Exaltando o crescimento de 1,2% do PIB no primeiro trimestre, disse que o país deve crescer mais que 4% este ano. "A economia mostrou seu vigor, estando entre os países do mundo que mais cresceram", afirmou. Também celebrou que "a Bolsa de Valores bateu recorde histórico" e "a moeda brasileira se fortalece". Ignorou, contudo, os 14,8 milhões de desempregados, de acordo com o IBGE, e a dificuldade que vem encontrando em traduzir crescimento econômico em emprego.
Sim, a Faria Lima está soltando fogos de artifício, mas a favela não tem dinheiro para comprar óleo de soja, que dirá biribinha.
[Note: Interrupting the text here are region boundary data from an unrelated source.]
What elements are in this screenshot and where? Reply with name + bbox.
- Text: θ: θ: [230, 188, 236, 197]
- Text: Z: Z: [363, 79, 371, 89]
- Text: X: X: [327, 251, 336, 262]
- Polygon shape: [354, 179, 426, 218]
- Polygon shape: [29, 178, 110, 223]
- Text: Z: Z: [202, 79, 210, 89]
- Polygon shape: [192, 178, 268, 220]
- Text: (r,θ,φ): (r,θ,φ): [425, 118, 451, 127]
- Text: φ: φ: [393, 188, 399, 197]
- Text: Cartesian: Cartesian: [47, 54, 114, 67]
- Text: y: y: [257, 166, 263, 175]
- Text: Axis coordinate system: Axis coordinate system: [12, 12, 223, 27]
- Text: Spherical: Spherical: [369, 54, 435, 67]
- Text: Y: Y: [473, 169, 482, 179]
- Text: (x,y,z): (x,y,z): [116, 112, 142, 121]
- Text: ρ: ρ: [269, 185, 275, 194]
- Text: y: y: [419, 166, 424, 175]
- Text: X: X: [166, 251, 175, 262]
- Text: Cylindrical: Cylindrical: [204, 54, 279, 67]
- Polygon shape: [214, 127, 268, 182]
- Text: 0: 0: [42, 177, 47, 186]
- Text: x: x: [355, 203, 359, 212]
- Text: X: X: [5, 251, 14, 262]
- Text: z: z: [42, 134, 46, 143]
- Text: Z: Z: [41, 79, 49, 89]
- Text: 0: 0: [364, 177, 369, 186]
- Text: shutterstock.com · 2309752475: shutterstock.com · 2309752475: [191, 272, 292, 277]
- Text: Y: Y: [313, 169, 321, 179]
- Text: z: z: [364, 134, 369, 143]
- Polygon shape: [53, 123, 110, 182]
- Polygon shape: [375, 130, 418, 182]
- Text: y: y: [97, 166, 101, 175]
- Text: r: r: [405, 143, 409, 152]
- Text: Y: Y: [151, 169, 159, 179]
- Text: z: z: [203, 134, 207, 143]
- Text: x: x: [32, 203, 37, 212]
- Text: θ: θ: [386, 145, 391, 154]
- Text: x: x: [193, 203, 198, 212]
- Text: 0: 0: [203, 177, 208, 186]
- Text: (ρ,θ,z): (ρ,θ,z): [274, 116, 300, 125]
Bolsonaro bradou que não tirou "o sustento de milhões de trabalhadores informais", mas não cita que a fome avança porque ele interrompeu por 96 dias o pagamento do auxílio emergencial no final do ano. E quando o retomou, após pressão social, passou a pagar miseráveis parcelas de R$ 150, R$ 250 ou R$ 375 - insuficientes para comprar uma cesta básica. Vale lembrar que, há um ano, o auxílio era de R$ 600 ou R$ 1200 por força do Congresso.
Falando sem a ajuda do teleprompter, onde leu o roteiro do pronunciamento, Bolsonaro mandou os pobres que reclamavam do baixo valor do auxílio emergencial se virarem na terça (1), como uma espécie de Maria Antonieta Tupiniquim: "Quem quer mais, é só ir no banco e fazer empréstimo".
E ao terceirizar a responsabilidade, um de seus esportes preferidos, acabou assumindo que nada fez para evitar que o coronavírus matasse 467 mil pessoas: "o nosso governo não obrigou ninguém a ficar em casa, não fechou o comércio, não fechou igrejas ou escolas". Sim, deixou o vírus circular, ampliando mortes e contágio em busca da mítica "imunidade de rebanho".
A tentativa de reposicionamento de marca do presidente da República não ocorre por conta da percepção de que estamos vivendo uma tragédia sem precedentes e que, por isso, ele governa um dos cemitérios de covid-19 do mundo. Sinceramente, o capitão não se importa com isso. Mas porque está com a corda no pescoço buscando uma nova narrativa. É medo o que ele está sentindo.
Antes que alguém se empolgue e comece com aquela bobagem de que isso mostra que ele mudou, um lembrete: a moderação ocorre porque é um pronunciamento para um público amplo. No próximo encontro com seus seguidores na porta do Palácio do Alvorada, ele voltará a chamar jornalistas mulheres de "quadrúpedes" e ameaçar golpes de Estado.